- 35°25′24″N 133°45′13″E﻿ / ﻿35.42333°N 133.75361°E
- Type: kofun
- Periods: Yayoi period
- Location: Kurayoshi, Tottori, Tottori Prefecture Japan
- Region: San'in region

History
- Built: c. 3rd century AD

Site notes
- Public access: No facilities

= Amidaji Kofun Cluster =

Group of Yayoi period burial mounds in Japan

The Amidaji Kofun cluster (阿弥大寺古墳群) is a group of three late Yayoi period burial mounds located in the Shimofukuda neighborhood of the city of Kurayoshi, Tottori Prefecture in the San'in region of Japan. The tumulus group was designated a National Historic Site of Japan in 1981.

==Overview==
The Amidaji Kofun cluster is located on the side of a hill overlooking Kokubugawa River. The cluster consists of three Yosumi-tosshutsu-gata (四隅突出形)-style tumuli. This is a variation of the hōfun (方墳)-style square tumulus with polygonal-shaped protrusions on each of its four corners. This style is unique to the Kibi, San'in and San'yō regions of Japan. Tumulus No. 1 is about 17.8 meters long, including protrusions, Tumulus No. 2 is 8.8 meters long, and Tumulus No. 3 is 7.8 meters long. Parts of the slopes and protrusions were protected by river stones, similar to fukiishi.
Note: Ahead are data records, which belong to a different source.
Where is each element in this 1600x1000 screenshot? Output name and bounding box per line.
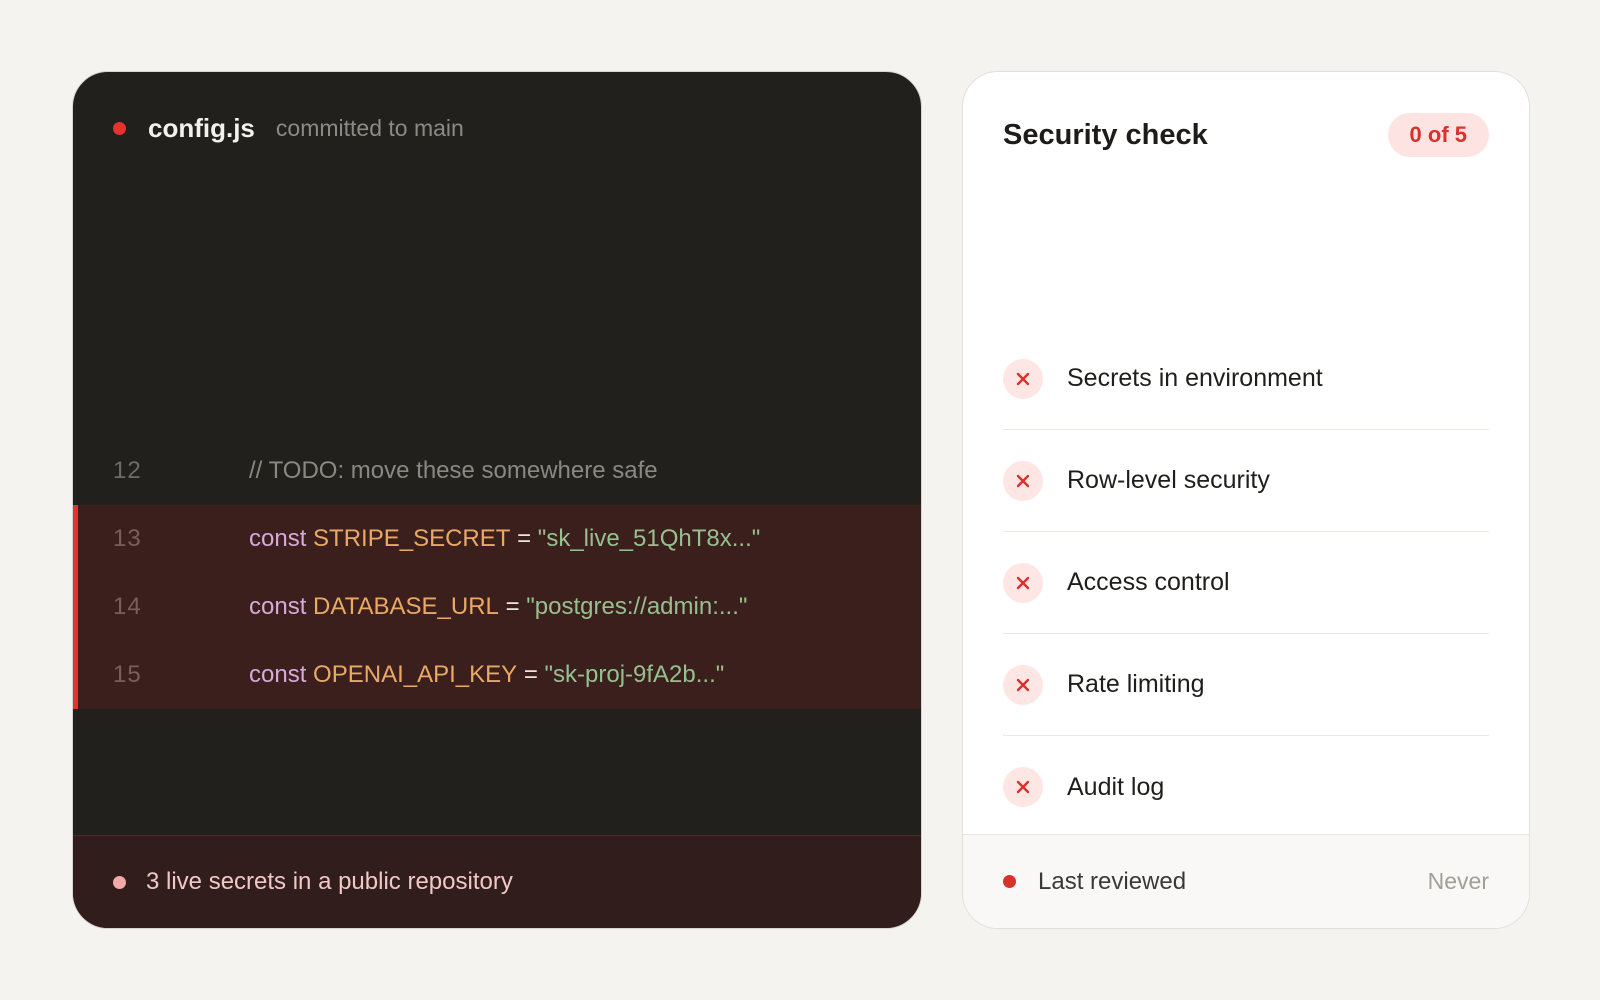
score-badge: 0 of 5 <box>1387 113 1489 157</box>
check-item-secrets: Secrets in environment <box>1003 328 1489 430</box>
code-keyword: const <box>249 661 307 688</box>
security-panel: Security check 0 of 5 Secrets in environ… <box>962 71 1530 929</box>
fail-x-icon <box>1003 767 1043 807</box>
code-line-flagged: 15 const OPENAI_API_KEY = "sk-proj-9fA2b… <box>73 641 921 709</box>
last-reviewed-label: Last reviewed <box>1038 867 1187 895</box>
line-number: 12 <box>113 457 142 484</box>
code-line-flagged: 13 const STRIPE_SECRET = "sk_live_51QhT8… <box>73 505 921 573</box>
code-operator: = <box>523 661 538 688</box>
line-number: 14 <box>113 593 142 620</box>
review-status-dot-icon <box>1003 875 1016 888</box>
file-meta: committed to main <box>275 114 464 141</box>
fail-x-icon <box>1003 460 1043 501</box>
code-comment: // TODO: move these somewhere safe <box>249 457 658 484</box>
secrets-warning: 3 live secrets in a public repository <box>146 868 513 895</box>
code-variable: OPENAI_API_KEY <box>313 661 518 688</box>
check-label: Audit log <box>1067 772 1165 801</box>
line-number: 13 <box>113 525 142 552</box>
code-line-comment: 12 // TODO: move these somewhere safe <box>73 437 921 505</box>
code-operator: = <box>517 525 532 552</box>
warning-dot-icon <box>113 875 126 889</box>
code-keyword: const <box>249 525 307 552</box>
check-item-audit-log: Audit log <box>1003 736 1489 838</box>
security-header: Security check 0 of 5 <box>1003 110 1489 160</box>
check-label: Secrets in environment <box>1067 364 1323 392</box>
fail-x-icon <box>1003 358 1043 399</box>
check-list: Secrets in environment Row-level securit… <box>1003 328 1489 838</box>
code-variable: STRIPE_SECRET <box>313 525 511 552</box>
file-name: config.js <box>148 112 255 143</box>
code-string: "postgres://admin:..." <box>526 593 748 620</box>
code-string: "sk-proj-9fA2b..." <box>544 661 725 688</box>
check-item-row-level: Row-level security <box>1003 430 1489 532</box>
review-footer: Last reviewed Never <box>963 834 1529 928</box>
code-operator: = <box>505 593 520 620</box>
fail-x-icon <box>1003 664 1043 705</box>
fail-x-icon <box>1003 562 1043 603</box>
status-dot-icon <box>113 121 126 135</box>
security-title: Security check <box>1003 118 1208 151</box>
code-footer: 3 live secrets in a public repository <box>73 835 921 928</box>
check-label: Access control <box>1067 568 1230 596</box>
check-item-rate-limiting: Rate limiting <box>1003 634 1489 736</box>
code-variable: DATABASE_URL <box>313 593 499 620</box>
line-number: 15 <box>113 661 142 688</box>
check-item-access-control: Access control <box>1003 532 1489 634</box>
code-header: config.js committed to main <box>73 72 921 184</box>
code-keyword: const <box>249 593 307 620</box>
code-panel: config.js committed to main 12 // TODO: … <box>72 71 922 929</box>
code-string: "sk_live_51QhT8x..." <box>537 525 761 552</box>
code-lines: 12 // TODO: move these somewhere safe 13… <box>73 437 921 709</box>
code-line-flagged: 14 const DATABASE_URL = "postgres://admi… <box>73 573 921 641</box>
check-label: Rate limiting <box>1067 670 1205 698</box>
last-reviewed-value: Never <box>1427 868 1489 894</box>
check-label: Row-level security <box>1067 466 1270 494</box>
Archaeological excavations were conducted in 1979 and 1980. Yayoi pottery, both ceremonial and for everyday use, was found around the protruding portions, but the burial chambers were not excavated. Currently, the site is backfilled for preservation, and the excavated artifacts are stored in the Kurayoshi Museum.

The site is located a ten-minute walk from "Kamifukuda" bus stop on the Hinomaru Bus from Kurayoshi Station on the JR West San'in Main Line.